On the other side as well, on the Palestinian side, maturity and the ability to make decisions have not yet been found to deal with the truth that is also painful to them. Violence was a bad and futile outlet.
I bear the collective responsibility for the path taken by my government and its policy, and I am proud of both of them.
I am also responsible for this election campaign and its results, and although I regret the outcome I respect it. During our 18 months in government we did a lot to advance the state of Israel. We pulled the IDF [Israeli military] out of Lebanon.
We had the strength to decide to pull out of Lebanon and we had the strength to decide to pull the country out of a recession.
Veils of illusion
Second, we removed all the masks from the neighbour-partner-rival without ceding anything, amid willingness to discuss far-reaching issues which no other government had ever touched on in the past to ascertain once and for all whether an arrangement was achievable or not.
Not only did we remove the masks from our rivals, but also the veils of illusion from ourselves, on the right wing, about the nature of an arrangement with the Palestinians, which will ultimately be painful and smaller than our dreams.
We also removed the veils of illusion regarding the nature of the neighbour-partner-rival, and it turned out that the Palestinian partner was less than what we, on the left, had dreamed of.
Fourth, we prevented the possible historic tragedy of going into yet another bloody struggle with the Palestinians with a large part of our people not being sure that the other side was responsible for such a course.
We did all these things while displaying responsibility regarding the handling and use of force.
I repeat here that more than once I hear the claim that the violence we encounter today stems, as it were, from the concessions of the Barak government.
I tell you: the opposite is true. This violence stems from the fact that beside the willingness to discuss far-reaching ideas, we did not make concessions before it was clear with whom and what exactly we were discussing.
In the telephone conversation this evening, Prime Minister-designate Ariel Sharon proposed setting up a unity government.

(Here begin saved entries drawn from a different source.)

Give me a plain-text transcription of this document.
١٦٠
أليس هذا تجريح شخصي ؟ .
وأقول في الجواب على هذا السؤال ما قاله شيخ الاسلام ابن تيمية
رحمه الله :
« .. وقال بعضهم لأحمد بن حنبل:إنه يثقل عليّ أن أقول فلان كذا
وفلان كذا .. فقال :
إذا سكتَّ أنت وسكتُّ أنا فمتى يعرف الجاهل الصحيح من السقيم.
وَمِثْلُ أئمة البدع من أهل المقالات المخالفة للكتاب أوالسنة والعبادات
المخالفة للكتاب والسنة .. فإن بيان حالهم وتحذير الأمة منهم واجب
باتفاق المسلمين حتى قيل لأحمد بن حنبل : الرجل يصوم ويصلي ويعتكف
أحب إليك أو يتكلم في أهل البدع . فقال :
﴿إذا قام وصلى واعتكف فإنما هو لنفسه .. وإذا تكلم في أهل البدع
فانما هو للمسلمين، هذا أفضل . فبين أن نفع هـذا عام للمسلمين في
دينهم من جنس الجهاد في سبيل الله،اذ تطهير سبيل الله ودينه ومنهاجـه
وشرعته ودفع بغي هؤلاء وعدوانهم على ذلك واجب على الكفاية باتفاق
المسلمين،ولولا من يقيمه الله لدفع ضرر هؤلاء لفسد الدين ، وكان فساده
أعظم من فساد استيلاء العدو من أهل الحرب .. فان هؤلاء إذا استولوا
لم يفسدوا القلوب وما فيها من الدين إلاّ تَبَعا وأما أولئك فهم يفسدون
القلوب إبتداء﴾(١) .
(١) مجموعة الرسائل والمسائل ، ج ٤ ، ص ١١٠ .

If it will be possible to formulate a joint and realistic plan of action for a true promotion of the political process, a responsible security policy, mutually-acceptable economic, social, and civil principles, then participation in a unity government should not be ruled out.

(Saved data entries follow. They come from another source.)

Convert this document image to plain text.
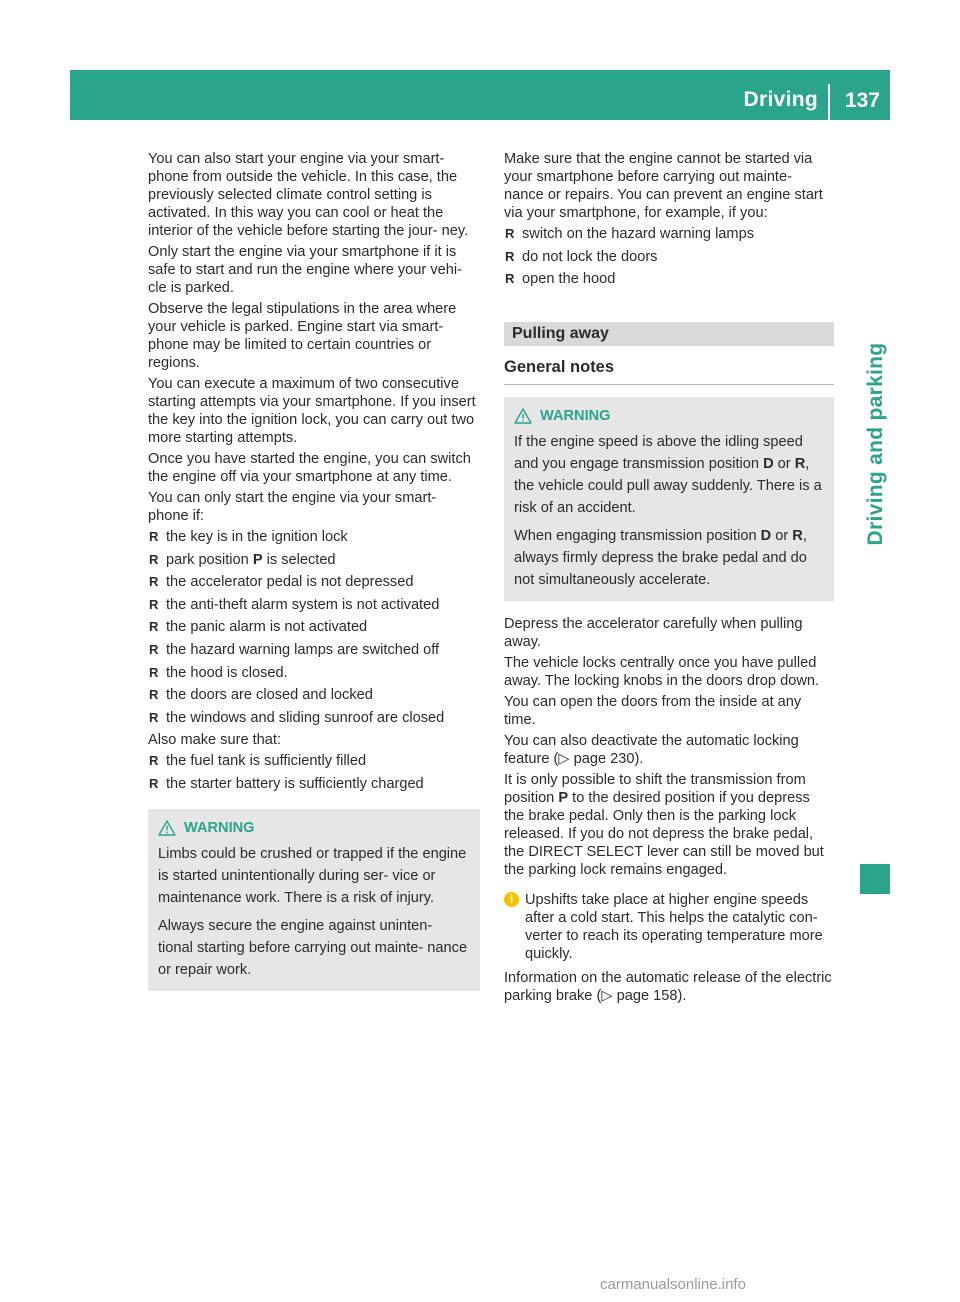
Driving 137
Driving and parking

You can also start your engine via your smart- phone from outside the vehicle. In this case, the previously selected climate control setting is activated. In this way you can cool or heat the interior of the vehicle before starting the jour- ney.

Only start the engine via your smartphone if it is safe to start and run the engine where your vehi- cle is parked.

Observe the legal stipulations in the area where your vehicle is parked. Engine start via smart- phone may be limited to certain countries or regions.

You can execute a maximum of two consecutive starting attempts via your smartphone. If you insert the key into the ignition lock, you can carry out two more starting attempts.

Once you have started the engine, you can switch the engine off via your smartphone at any time.

You can only start the engine via your smart- phone if:

R the key is in the ignition lock
R park position P is selected
R the accelerator pedal is not depressed
R the anti-theft alarm system is not activated
R the panic alarm is not activated
R the hazard warning lamps are switched off
R the hood is closed.
R the doors are closed and locked
R the windows and sliding sunroof are closed

Also make sure that:

R the fuel tank is sufficiently filled
R the starter battery is sufficiently charged
WARNING

Limbs could be crushed or trapped if the engine is started unintentionally during ser- vice or maintenance work. There is a risk of injury.

Always secure the engine against uninten- tional starting before carrying out mainte- nance or repair work.

Make sure that the engine cannot be started via your smartphone before carrying out mainte- nance or repairs. You can prevent an engine start via your smartphone, for example, if you:

R switch on the hazard warning lamps
R do not lock the doors
R open the hood
Pulling away
General notes
WARNING

If the engine speed is above the idling speed and you engage transmission position D or R, the vehicle could pull away suddenly. There is a risk of an accident.

When engaging transmission position D or R, always firmly depress the brake pedal and do not simultaneously accelerate.

Depress the accelerator carefully when pulling away.

The vehicle locks centrally once you have pulled away. The locking knobs in the doors drop down.

You can open the doors from the inside at any time.

You can also deactivate the automatic locking feature (▷ page 230).

It is only possible to shift the transmission from position P to the desired position if you depress the brake pedal. Only then is the parking lock released. If you do not depress the brake pedal, the DIRECT SELECT lever can still be moved but the parking lock remains engaged.

i Upshifts take place at higher engine speeds after a cold start. This helps the catalytic con- verter to reach its operating temperature more quickly.

Information on the automatic release of the electric parking brake (▷ page 158).

carmanualsonline.info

If this is not possible, the Labour Party will be a fighting opposition and will struggle for its belief with all the parliamentary and democratic means to convince the people of the justice of its path and to replace the government that will be established in the coming weeks as soon as possible.
Following the formation of the new government, it is my intention to resign from the Knesset and from my position as Labour Party chairman; to remain a member of the Labour Party and its institutions, but to leave for some time diplomatic and political activity.
That is why I know that perhaps when the time comes, we will also return because our path is the only path; it is the path of truth and the truth is ultimately bound to triumph. Thank you very much.